We did welcome the extra ring fenced £4.5bn funding promised for primary and community care and we sincerely hope it is not too little too late. Our worry is that it will all be swallowed up in extra “administrative” costs such as indemnity and increased pension contributions rather than workforce, and necessary infrastructure to improve services. There is also a worry that throwing money at workforce may not actually see any immediate benefits if the workforce isn’t there to be recruited.
Extra resources for primary and community care apart, I am sad to say that our general conclusion on the NHS Long Term Plan was one of disappointment. Much of what it says is already known and it seems to us that a group of people have come together to brainstorm what is happening somewhere in the Country and put it all together as a “Plan” as to what needs to happen everywhere.
There are some old chestnuts in there that I have seen as national initiatives in the past. I am meaning such things as national centralised procurement, Pathology and Radiology Networks, Care Closer to Home and streamlined Cancer Pathways. What makes it even more frustrating is that some of the brand new shiny initiatives that are going to transform care, such as rapid access community teams to prevent hospital admissions, community-based physiotherapists to divert MSK workload from practices and community teams wrapped around practices were all things I personally introduced some 20 years ago. Has someone been going around busily dismantling these initiatives after I moved on?
A similar case in point is Mental Health Services, which are no seen as a priority by everyone. Well if that’s the case, why has the comprehensive and integrated community, secondary and tertiary mental health service that had developed some 20 years ago in certain parts of the country completely disappeared.
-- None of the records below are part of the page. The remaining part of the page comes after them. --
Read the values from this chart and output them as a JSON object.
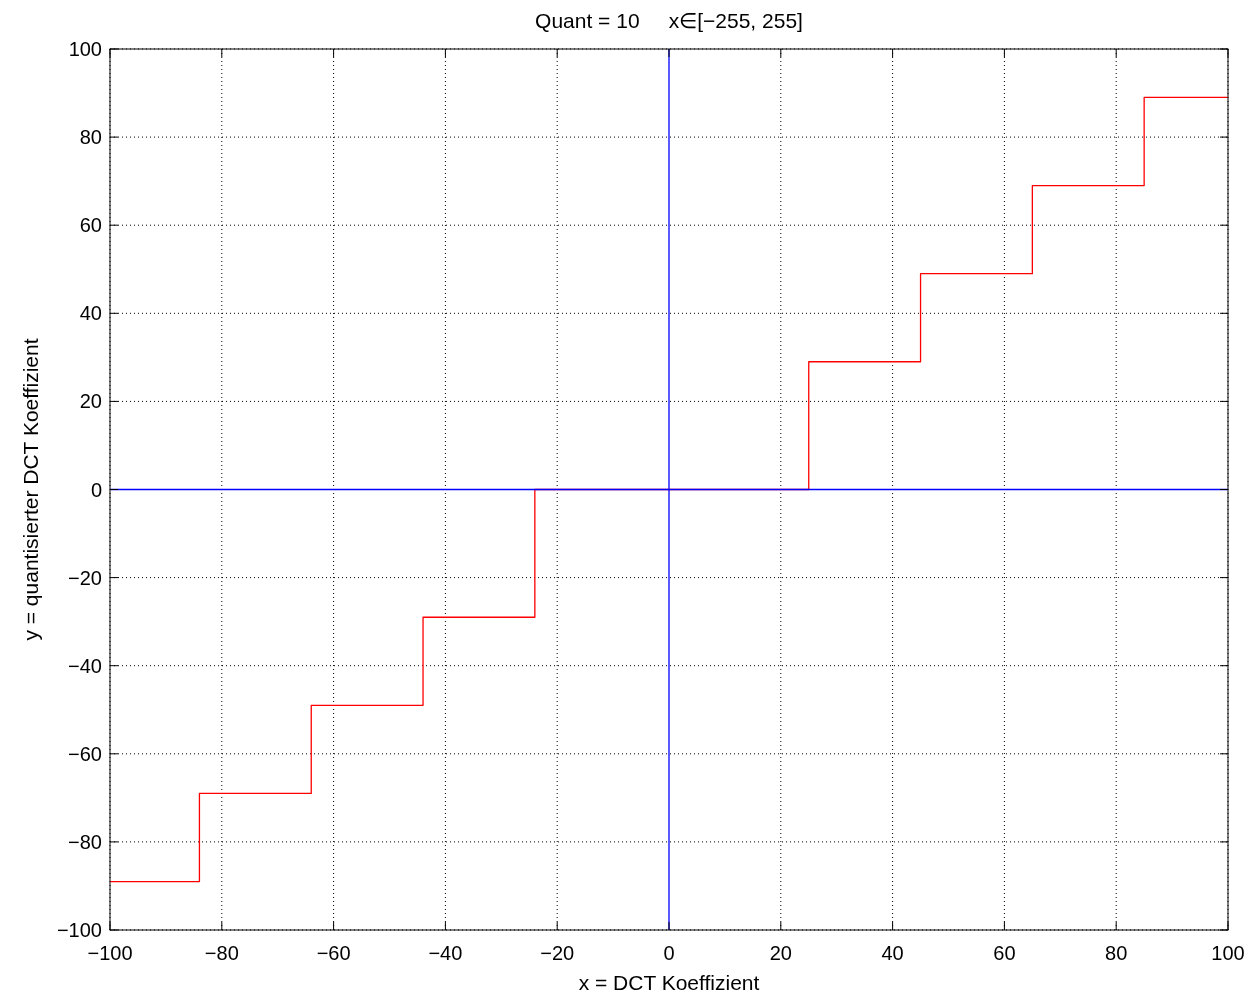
{
  "chart_data": {
    "type": "step",
    "title": "Quant = 10     x∈[−255, 255]",
    "xlabel": "x = DCT Koeffizient",
    "ylabel": "y = quantisierter DCT Koeffizient",
    "x": [
      -100,
      -84,
      -64,
      -44,
      -24,
      25,
      45,
      65,
      85,
      100
    ],
    "series": [
      {
        "color": "#ff0000",
        "values": [
          -89,
          -69,
          -49,
          -29,
          0,
          29,
          49,
          69,
          89,
          89
        ]
      },
      {
        "type": "line",
        "color": "#0000ff",
        "x": [
          -100,
          100
        ],
        "values": [
          0,
          0
        ]
      },
      {
        "type": "line",
        "color": "#0000ff",
        "x": [
          0,
          0
        ],
        "values": [
          -100,
          100
        ]
      }
    ],
    "xlim": [
      -100,
      100
    ],
    "ylim": [
      -100,
      100
    ],
    "xticks": [
      -100,
      -80,
      -60,
      -40,
      -20,
      0,
      20,
      40,
      60,
      80,
      100
    ],
    "yticks": [
      -100,
      -80,
      -60,
      -40,
      -20,
      0,
      20,
      40,
      60,
      80,
      100
    ],
    "grid": true,
    "marker": "none",
    "line_style": "solid"
  }
}
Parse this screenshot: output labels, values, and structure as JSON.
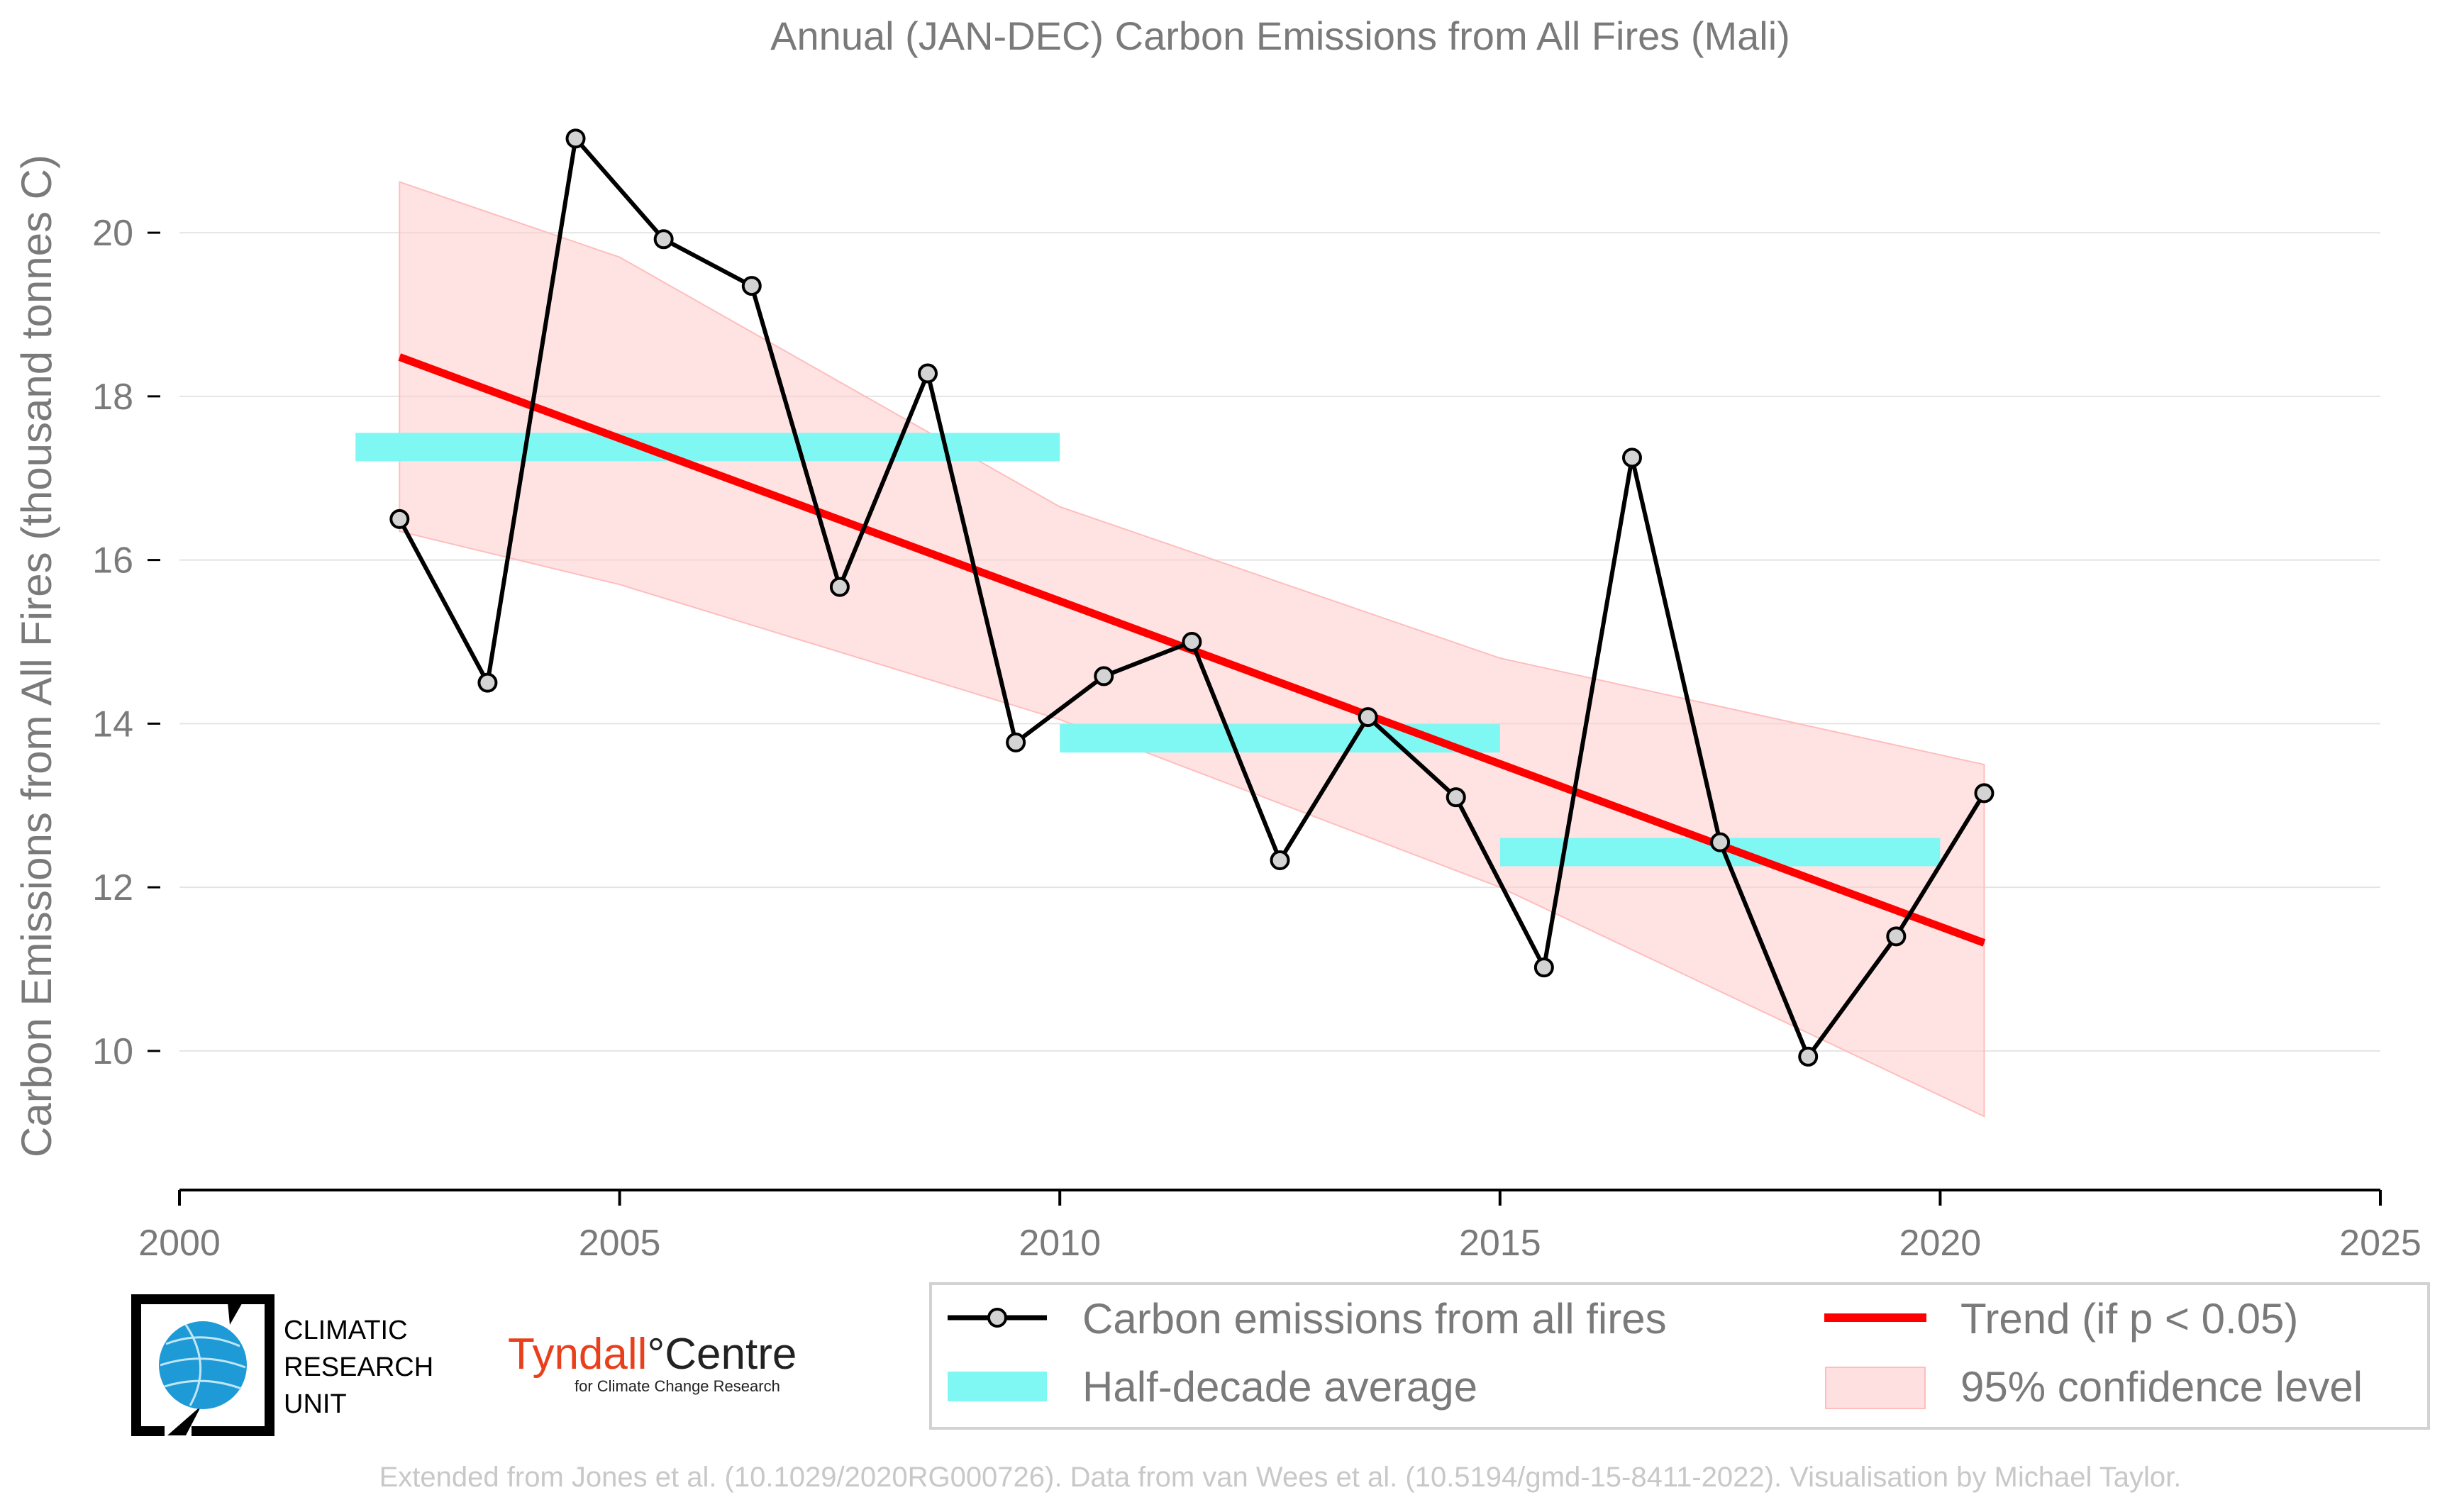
{
  "chart_data": {
    "type": "line",
    "title": "Annual (JAN-DEC) Carbon Emissions from All Fires (Mali)",
    "xlabel": "",
    "ylabel": "Carbon Emissions from All Fires (thousand tonnes C)",
    "xlim": [
      2000,
      2025
    ],
    "ylim": [
      8.3,
      21.5
    ],
    "x_ticks": [
      "2000",
      "2005",
      "2010",
      "2015",
      "2020",
      "2025"
    ],
    "y_ticks": [
      "10",
      "12",
      "14",
      "16",
      "18",
      "20"
    ],
    "grid": "horizontal",
    "legend_position": "bottom-right",
    "series": [
      {
        "name": "Carbon emissions from all fires",
        "style": "line-with-markers",
        "color": "#000000",
        "x": [
          2002.5,
          2003.5,
          2004.5,
          2005.5,
          2006.5,
          2007.5,
          2008.5,
          2009.5,
          2010.5,
          2011.5,
          2012.5,
          2013.5,
          2014.5,
          2015.5,
          2016.5,
          2017.5,
          2018.5,
          2019.5,
          2020.5
        ],
        "y": [
          16.5,
          14.5,
          21.15,
          19.92,
          19.35,
          15.67,
          18.28,
          13.77,
          14.58,
          15.0,
          12.33,
          14.08,
          13.1,
          11.02,
          17.25,
          12.55,
          9.93,
          11.4,
          13.15
        ]
      },
      {
        "name": "Half-decade average",
        "style": "bars",
        "color": "#7ff8f4",
        "segments": [
          {
            "x0": 2002,
            "x1": 2010,
            "value": 17.38
          },
          {
            "x0": 2010,
            "x1": 2015,
            "value": 13.82
          },
          {
            "x0": 2015,
            "x1": 2020,
            "value": 12.43
          }
        ]
      },
      {
        "name": "Trend (if p < 0.05)",
        "style": "line",
        "color": "#ff0000",
        "x": [
          2002.5,
          2020.5
        ],
        "y": [
          18.48,
          11.32
        ]
      },
      {
        "name": "95% confidence level",
        "style": "band",
        "color": "#ffcccc",
        "x": [
          2002.5,
          2005,
          2010,
          2015,
          2020.5
        ],
        "upper": [
          20.62,
          19.7,
          16.65,
          14.8,
          13.5
        ],
        "lower": [
          16.35,
          15.7,
          14.05,
          12.0,
          9.2
        ]
      }
    ]
  },
  "legend": {
    "items": [
      {
        "label": "Carbon emissions from all fires"
      },
      {
        "label": "Trend (if p < 0.05)"
      },
      {
        "label": "Half-decade average"
      },
      {
        "label": "95% confidence level"
      }
    ]
  },
  "logos": {
    "cru_lines": [
      "CLIMATIC",
      "RESEARCH",
      "UNIT"
    ],
    "tyndall_part1": "Tyndall",
    "tyndall_part2": "°Centre",
    "tyndall_sub": "for Climate Change Research"
  },
  "footer": "Extended from Jones et al. (10.1029/2020RG000726). Data from van Wees et al. (10.5194/gmd-15-8411-2022). Visualisation by Michael Taylor.",
  "colors": {
    "series_line": "#000000",
    "marker_fill": "#d3d3d3",
    "trend": "#ff0000",
    "half_decade": "#7ff8f4",
    "band": "#ffcccc",
    "grid": "#e4e4e4",
    "text": "#7a7a7a"
  }
}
Much of the plan therefore is an attempt to put back in place what health service commissioners and managers have been busily decommissioning and asset stripping over the last few years. What confidence do we have that it will work this time round!
There is little in the plan that anyone can object to – most of the ideas and initiatives are well intentioned and are to be welcomed. However, there are a lot of initiatives and it is questionable if there is sufficient capacity in the system, both clinically and managerially to implement a modest proportion of the Plan. This is at a time when management costs are being reduced and the service will be going through a significant reconfiguration.
Speaking of which it would appear that the only show in town is going to be Integrated Care Systems (ICSs) and Primary Care Networks. (PCNs) We are fortunate in our part of England that both are at a reasonably advanced stage – well ahead of the pack by all accounts. Our PCNs are at least established across most of the patch and are finding their feet in terms of assessing local need and priorities. However, their governance arrangements and infrastructure support can best be described as at the early stage of development! The Plan seems to be keen to formalise these arrangements and make PCNs integral to the governance arrangements of the ICS. Given there are an estimated 50 PCNs in a typical ICS this is going to be interesting. Most conspicuous by its absence is any mention whatsoever within the Plan of the Integrated Care Partnerships (ICPs) that we have been working on locally in each natural health care system, based around the catchment areas of secondary care. We have made great strides in some areas in establishing this partnership working across local stakeholders and primary care has been an integral part of these discussions and representation throughout the governance arrangements. Are these to be scrapped now and everything sucked up to the mega ICS level. Or have they just been forgotten. I did get excited where I saw the acronym ICP mentioned once, only to be disappointed to see it referred to an “Integrated Care Provider” This seems to put on the table again the desire to have a statutory “Provider” rather than “Partnership” and will ignite concerns again about the GP Contract.
In conclusion I am left still wondering where we are all going, what will stick that couldn’t be made to stick before and how it will all be managed and monitored. And on that note, I will end this blog.